Lá ia o nosso quase estimado herói, apesar de possuir um distante perfil daqueles que costumam ser retratados no cinema. Santana não era um Clint Eastwood ou um Bruce Willis. Era evidente que ele estava fora de forma. Aliás, alguns professores de matemática poderiam até contestar tal afirmação, já que o redondo, ou melhor, a esfera também é detentora de uma forma. E tem até fórmula para que o seu volume seja calculado com precisão, apesar de que até o próprio Santana, certamente, não quisesse saber o resultado. “Já fui magro!”, ele sempre dizia a mesma coisa para todos.

O caminho foi longo, pelo menos para o Santana, que não conseguia respirar direito tentando encolher a barriga. Todavia, a viatura acabou estacionando em frente à casa 28, cuja pintura há tempos se encontrava desgastada. Seria amarela ou branca? Talvez verde. Seja como for, esse era um detalhe que não precisava ser levado em conta.

A colega prontamente desceu do veículo, enquanto Santana disse que iria fumar um cigarro antes. Ela nem deu bola e já foi conversar com a senhora de vestido florido, apesar de chorosa, à porta. Que alívio o Santana sentiu!

Ele nem queria fumar, mas o hábito o fez colocar a mão no bolso e sacar um cigarro amarrotado. Ao mesmo tempo, por causa do tempo tentando esconder a pança, houve uma aglomeração de gases intestinais, que foram expelidos compassadamente. Infelizmente, para o Santana, soou-se certo estrondo, que fez a colega se virar para ele. Que vergonha, Santana!!! Ele até ficou temeroso em acender o seu cigarro, que já estava no canto da boca. Afinal, aquilo poderia se tornar um caso para o Corpo de Bombeiros.

Depois de dar umas abanadas com as mãos, o Santana criou coragem e acendeu o tal cigarro, que já apresentava certa umidade por causa do longo contato com os lábios. Deu uma copiosa tragada, olhou ao redor alguns curiosos. Empertigou o corpo, o que lhe causou certo desconforto na lombar. “Já fui atleta!”, ele insistia em falar para os que ainda suportavam sua ladainha.

O velho policial tentou puxar pela memória, mas não se lembrava da razão pela qual estava lá. Ainda assim, preferiu entrar na residência a fim de dar apoio à colega. Virou-se e foi em direção à porta.

Mal entrou na sala, avistou uma enorme televisão ligada, enquanto um velho, sentado no amplo sofá carcomido, parecia cochilar. A colega e a senhora conversavam na cozinha.

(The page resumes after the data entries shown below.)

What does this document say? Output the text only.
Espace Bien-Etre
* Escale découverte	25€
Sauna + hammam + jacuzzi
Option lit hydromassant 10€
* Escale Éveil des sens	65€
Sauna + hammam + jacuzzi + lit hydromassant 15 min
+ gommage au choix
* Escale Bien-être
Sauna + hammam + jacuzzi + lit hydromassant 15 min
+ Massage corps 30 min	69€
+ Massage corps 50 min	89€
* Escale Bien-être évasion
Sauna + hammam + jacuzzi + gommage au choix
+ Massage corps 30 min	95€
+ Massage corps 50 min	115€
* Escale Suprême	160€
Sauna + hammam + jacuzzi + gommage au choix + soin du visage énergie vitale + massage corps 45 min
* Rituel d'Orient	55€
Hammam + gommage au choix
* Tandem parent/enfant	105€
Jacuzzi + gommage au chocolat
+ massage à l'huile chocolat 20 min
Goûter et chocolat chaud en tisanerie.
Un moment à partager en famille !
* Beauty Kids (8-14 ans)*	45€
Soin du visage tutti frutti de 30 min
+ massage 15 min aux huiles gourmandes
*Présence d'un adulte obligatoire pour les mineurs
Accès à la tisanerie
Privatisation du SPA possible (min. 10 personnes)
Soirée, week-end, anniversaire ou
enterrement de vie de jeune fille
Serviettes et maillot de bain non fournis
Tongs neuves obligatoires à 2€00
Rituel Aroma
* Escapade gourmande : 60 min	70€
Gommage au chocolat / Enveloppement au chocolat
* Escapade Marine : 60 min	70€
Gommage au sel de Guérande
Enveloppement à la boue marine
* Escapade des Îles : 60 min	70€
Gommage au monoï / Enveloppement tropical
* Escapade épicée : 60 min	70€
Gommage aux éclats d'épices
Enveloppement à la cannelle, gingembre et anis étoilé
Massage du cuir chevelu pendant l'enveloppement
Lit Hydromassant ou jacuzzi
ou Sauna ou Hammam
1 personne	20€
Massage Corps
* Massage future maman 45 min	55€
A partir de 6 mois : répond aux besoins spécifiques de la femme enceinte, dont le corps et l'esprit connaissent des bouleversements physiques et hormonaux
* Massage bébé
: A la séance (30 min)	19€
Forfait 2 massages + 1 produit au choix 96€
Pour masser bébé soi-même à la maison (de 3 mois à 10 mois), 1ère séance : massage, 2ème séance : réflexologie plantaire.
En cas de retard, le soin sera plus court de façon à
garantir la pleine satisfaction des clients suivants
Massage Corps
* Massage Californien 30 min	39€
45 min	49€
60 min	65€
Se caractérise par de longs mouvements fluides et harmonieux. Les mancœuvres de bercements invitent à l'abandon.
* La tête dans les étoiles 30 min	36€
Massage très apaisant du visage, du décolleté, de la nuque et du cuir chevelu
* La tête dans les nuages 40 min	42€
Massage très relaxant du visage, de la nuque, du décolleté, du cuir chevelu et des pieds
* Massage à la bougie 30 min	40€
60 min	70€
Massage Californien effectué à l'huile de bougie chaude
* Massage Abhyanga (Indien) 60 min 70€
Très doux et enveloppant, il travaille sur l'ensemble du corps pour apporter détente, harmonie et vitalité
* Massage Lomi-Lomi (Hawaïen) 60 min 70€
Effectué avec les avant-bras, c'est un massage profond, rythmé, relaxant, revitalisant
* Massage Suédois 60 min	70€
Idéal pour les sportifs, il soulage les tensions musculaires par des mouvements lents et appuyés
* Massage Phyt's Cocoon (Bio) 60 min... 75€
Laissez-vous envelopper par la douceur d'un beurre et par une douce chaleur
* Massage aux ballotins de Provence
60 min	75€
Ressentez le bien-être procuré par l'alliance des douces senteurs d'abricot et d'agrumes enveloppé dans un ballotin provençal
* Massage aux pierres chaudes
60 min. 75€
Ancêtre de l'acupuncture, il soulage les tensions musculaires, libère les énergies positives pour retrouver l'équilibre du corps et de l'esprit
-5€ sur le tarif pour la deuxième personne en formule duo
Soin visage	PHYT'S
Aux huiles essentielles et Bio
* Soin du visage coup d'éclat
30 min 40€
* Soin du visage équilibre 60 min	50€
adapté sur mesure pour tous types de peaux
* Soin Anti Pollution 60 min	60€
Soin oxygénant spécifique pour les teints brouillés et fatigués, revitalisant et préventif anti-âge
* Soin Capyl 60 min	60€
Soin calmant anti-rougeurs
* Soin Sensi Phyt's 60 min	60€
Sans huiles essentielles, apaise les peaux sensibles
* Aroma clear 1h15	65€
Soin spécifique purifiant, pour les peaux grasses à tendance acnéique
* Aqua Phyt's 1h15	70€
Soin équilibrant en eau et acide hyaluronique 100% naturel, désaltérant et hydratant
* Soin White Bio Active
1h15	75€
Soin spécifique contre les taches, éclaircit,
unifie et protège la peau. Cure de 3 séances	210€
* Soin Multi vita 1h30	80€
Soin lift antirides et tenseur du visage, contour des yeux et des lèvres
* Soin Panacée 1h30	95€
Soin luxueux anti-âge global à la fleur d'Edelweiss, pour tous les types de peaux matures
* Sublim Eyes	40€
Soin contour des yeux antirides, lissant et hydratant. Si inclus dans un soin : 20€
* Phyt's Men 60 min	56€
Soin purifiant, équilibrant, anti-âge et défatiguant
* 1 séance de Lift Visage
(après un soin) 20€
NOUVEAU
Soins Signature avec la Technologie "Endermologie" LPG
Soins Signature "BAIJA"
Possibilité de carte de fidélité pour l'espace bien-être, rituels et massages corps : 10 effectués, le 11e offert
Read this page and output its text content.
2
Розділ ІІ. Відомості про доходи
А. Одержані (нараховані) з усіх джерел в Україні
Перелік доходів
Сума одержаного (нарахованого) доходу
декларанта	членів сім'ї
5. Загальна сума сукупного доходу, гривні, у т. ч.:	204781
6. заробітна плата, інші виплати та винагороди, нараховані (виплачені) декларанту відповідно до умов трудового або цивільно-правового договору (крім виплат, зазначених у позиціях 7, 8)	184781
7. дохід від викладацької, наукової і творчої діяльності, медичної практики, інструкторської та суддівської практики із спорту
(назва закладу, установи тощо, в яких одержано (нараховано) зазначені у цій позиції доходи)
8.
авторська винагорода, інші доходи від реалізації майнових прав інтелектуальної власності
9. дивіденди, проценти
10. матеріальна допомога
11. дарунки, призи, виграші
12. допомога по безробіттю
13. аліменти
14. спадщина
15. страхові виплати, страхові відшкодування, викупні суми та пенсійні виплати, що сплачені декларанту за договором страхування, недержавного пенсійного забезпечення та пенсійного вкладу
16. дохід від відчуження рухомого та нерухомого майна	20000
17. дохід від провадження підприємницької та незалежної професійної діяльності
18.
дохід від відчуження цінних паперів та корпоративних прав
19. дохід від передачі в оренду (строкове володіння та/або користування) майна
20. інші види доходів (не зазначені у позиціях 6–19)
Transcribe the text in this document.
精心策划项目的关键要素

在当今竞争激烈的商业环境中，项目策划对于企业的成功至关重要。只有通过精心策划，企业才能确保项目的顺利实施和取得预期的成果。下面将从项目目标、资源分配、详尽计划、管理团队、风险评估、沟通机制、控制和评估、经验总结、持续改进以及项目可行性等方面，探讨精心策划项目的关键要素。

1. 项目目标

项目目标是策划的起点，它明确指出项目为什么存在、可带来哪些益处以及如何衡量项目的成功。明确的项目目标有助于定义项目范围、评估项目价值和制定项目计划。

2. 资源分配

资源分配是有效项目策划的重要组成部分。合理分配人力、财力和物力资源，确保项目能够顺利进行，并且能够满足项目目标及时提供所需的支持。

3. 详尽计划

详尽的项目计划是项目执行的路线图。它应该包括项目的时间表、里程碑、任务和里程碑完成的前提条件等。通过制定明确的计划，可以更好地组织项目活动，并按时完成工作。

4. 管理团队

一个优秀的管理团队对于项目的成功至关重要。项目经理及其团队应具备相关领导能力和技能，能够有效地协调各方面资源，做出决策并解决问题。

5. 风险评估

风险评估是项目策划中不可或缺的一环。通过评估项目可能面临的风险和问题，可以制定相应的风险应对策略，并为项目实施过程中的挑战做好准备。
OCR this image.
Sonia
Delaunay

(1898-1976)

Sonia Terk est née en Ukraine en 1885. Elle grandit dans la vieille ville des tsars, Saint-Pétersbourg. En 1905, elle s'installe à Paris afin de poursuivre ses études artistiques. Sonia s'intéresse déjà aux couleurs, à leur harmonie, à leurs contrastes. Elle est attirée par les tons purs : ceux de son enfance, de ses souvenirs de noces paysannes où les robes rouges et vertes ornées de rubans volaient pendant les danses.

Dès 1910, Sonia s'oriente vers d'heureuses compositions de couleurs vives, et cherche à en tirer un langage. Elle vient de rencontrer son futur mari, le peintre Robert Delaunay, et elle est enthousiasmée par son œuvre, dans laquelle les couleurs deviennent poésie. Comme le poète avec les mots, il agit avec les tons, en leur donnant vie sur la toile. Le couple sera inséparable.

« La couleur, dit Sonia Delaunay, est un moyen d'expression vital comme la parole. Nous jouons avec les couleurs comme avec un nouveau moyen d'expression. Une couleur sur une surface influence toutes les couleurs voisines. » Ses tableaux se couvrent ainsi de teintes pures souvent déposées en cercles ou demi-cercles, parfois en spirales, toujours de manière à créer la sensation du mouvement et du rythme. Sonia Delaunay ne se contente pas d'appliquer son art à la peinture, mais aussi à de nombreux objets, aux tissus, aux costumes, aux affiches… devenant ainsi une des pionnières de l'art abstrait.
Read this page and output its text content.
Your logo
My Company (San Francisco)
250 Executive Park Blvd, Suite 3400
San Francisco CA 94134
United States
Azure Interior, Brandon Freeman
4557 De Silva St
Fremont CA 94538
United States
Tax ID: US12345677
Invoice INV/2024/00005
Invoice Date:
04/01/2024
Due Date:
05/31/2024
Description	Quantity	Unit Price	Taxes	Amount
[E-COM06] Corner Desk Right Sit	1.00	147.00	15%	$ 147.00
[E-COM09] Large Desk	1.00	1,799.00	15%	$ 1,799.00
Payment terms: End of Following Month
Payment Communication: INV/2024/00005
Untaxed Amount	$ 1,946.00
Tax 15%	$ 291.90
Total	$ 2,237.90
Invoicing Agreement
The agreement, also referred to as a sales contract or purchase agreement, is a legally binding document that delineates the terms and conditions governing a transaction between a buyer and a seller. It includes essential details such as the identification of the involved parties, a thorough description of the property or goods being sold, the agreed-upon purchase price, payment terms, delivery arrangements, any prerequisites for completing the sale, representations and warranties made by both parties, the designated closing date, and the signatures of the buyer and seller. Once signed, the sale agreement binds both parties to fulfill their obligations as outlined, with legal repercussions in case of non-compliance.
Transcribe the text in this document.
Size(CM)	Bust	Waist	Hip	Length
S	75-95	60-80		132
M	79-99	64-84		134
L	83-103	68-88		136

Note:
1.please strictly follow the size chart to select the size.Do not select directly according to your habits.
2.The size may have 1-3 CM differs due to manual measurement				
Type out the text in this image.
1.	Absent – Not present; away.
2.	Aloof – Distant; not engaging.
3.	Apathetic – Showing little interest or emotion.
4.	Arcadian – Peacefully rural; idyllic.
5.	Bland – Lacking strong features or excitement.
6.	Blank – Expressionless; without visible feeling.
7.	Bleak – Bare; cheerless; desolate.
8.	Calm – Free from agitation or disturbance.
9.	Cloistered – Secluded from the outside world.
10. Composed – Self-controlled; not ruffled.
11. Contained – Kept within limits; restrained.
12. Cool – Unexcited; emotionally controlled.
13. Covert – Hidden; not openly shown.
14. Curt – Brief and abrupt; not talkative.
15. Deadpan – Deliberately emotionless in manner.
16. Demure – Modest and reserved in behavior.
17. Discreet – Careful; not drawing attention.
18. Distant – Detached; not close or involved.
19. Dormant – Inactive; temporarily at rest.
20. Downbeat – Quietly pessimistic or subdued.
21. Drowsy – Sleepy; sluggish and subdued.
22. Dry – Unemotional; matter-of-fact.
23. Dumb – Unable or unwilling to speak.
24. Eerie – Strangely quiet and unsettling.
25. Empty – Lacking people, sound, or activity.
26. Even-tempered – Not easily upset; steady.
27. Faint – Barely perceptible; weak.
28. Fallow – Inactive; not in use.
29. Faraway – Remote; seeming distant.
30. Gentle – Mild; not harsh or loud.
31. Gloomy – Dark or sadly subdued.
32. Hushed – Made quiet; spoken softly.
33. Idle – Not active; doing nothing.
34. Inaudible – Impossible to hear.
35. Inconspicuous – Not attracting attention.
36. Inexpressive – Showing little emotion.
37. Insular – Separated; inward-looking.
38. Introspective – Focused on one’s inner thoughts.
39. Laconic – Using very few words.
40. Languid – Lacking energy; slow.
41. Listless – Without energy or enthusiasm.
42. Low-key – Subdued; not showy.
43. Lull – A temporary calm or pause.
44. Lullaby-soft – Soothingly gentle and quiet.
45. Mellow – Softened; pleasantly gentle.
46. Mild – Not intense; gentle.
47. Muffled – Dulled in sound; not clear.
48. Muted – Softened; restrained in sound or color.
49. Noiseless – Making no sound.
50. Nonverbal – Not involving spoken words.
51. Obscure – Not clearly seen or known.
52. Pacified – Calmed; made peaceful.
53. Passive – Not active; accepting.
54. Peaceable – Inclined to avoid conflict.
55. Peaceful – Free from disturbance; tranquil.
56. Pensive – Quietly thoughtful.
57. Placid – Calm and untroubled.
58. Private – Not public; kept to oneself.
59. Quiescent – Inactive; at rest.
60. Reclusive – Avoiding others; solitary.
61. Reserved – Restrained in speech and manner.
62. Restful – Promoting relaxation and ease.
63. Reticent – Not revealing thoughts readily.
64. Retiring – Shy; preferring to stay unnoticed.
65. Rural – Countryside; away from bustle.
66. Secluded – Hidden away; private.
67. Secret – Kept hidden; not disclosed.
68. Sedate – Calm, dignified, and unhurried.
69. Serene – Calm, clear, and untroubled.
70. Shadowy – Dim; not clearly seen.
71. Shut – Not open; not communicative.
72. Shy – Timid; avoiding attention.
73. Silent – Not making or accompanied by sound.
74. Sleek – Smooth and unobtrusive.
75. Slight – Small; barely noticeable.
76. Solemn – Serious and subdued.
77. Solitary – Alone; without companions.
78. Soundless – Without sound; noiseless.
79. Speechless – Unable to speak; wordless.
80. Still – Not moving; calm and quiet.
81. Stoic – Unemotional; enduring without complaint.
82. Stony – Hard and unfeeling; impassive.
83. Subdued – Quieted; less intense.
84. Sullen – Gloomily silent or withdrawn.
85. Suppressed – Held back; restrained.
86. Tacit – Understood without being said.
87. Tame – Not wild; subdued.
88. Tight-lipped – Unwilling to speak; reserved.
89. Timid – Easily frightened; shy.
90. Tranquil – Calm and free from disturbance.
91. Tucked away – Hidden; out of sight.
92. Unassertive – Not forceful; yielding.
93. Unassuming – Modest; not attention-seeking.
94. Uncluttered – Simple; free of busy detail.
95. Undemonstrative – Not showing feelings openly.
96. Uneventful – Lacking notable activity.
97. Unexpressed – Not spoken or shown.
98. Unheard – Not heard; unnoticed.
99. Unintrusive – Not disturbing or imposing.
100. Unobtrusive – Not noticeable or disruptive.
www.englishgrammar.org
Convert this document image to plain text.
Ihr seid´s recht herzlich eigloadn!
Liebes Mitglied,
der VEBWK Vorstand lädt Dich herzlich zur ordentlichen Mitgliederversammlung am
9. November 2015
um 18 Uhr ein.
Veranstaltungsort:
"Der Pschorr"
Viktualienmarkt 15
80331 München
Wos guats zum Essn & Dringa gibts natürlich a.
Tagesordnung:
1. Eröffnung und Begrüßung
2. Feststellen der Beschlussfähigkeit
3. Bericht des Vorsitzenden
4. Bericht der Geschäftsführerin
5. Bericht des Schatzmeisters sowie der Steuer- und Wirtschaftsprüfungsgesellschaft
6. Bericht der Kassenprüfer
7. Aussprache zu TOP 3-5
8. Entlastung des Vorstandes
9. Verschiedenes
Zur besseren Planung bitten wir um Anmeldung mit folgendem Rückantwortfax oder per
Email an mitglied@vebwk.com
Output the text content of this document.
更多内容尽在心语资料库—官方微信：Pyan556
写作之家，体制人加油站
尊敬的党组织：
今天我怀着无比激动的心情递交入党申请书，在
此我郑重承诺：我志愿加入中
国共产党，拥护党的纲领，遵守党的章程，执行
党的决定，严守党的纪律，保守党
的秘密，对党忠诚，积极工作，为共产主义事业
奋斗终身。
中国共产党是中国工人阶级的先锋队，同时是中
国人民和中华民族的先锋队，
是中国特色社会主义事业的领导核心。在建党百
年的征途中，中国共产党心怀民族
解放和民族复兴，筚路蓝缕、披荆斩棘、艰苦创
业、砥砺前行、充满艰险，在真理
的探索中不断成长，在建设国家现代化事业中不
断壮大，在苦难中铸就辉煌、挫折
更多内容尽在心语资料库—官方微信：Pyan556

O Santana, apaixonado desde criança por futebol, começou a prestar atenção na partida que era televisionada. Internacional e Santos pareciam travar uma batalha sem muito glamour. Não havia Pelé, não havia Falcão. Mas a paixão pelo esporte bretão fez com que o Santana perdesse qualquer timidez e, então, acabou por bem se acomodar ao lado do velho, no exato momento em que adentravam na sala a colega e a senhora.

Sem se fazer de rogado, o Santana deu um leve tapa na batata da perna do velho e perguntou: “E aí, quanto está o jogo?”. A colega e a senhora, que há pouco se descobriu viúva, olharam abismadas para a cena. O Santana acabara de tombar o defunto sobre seu colo.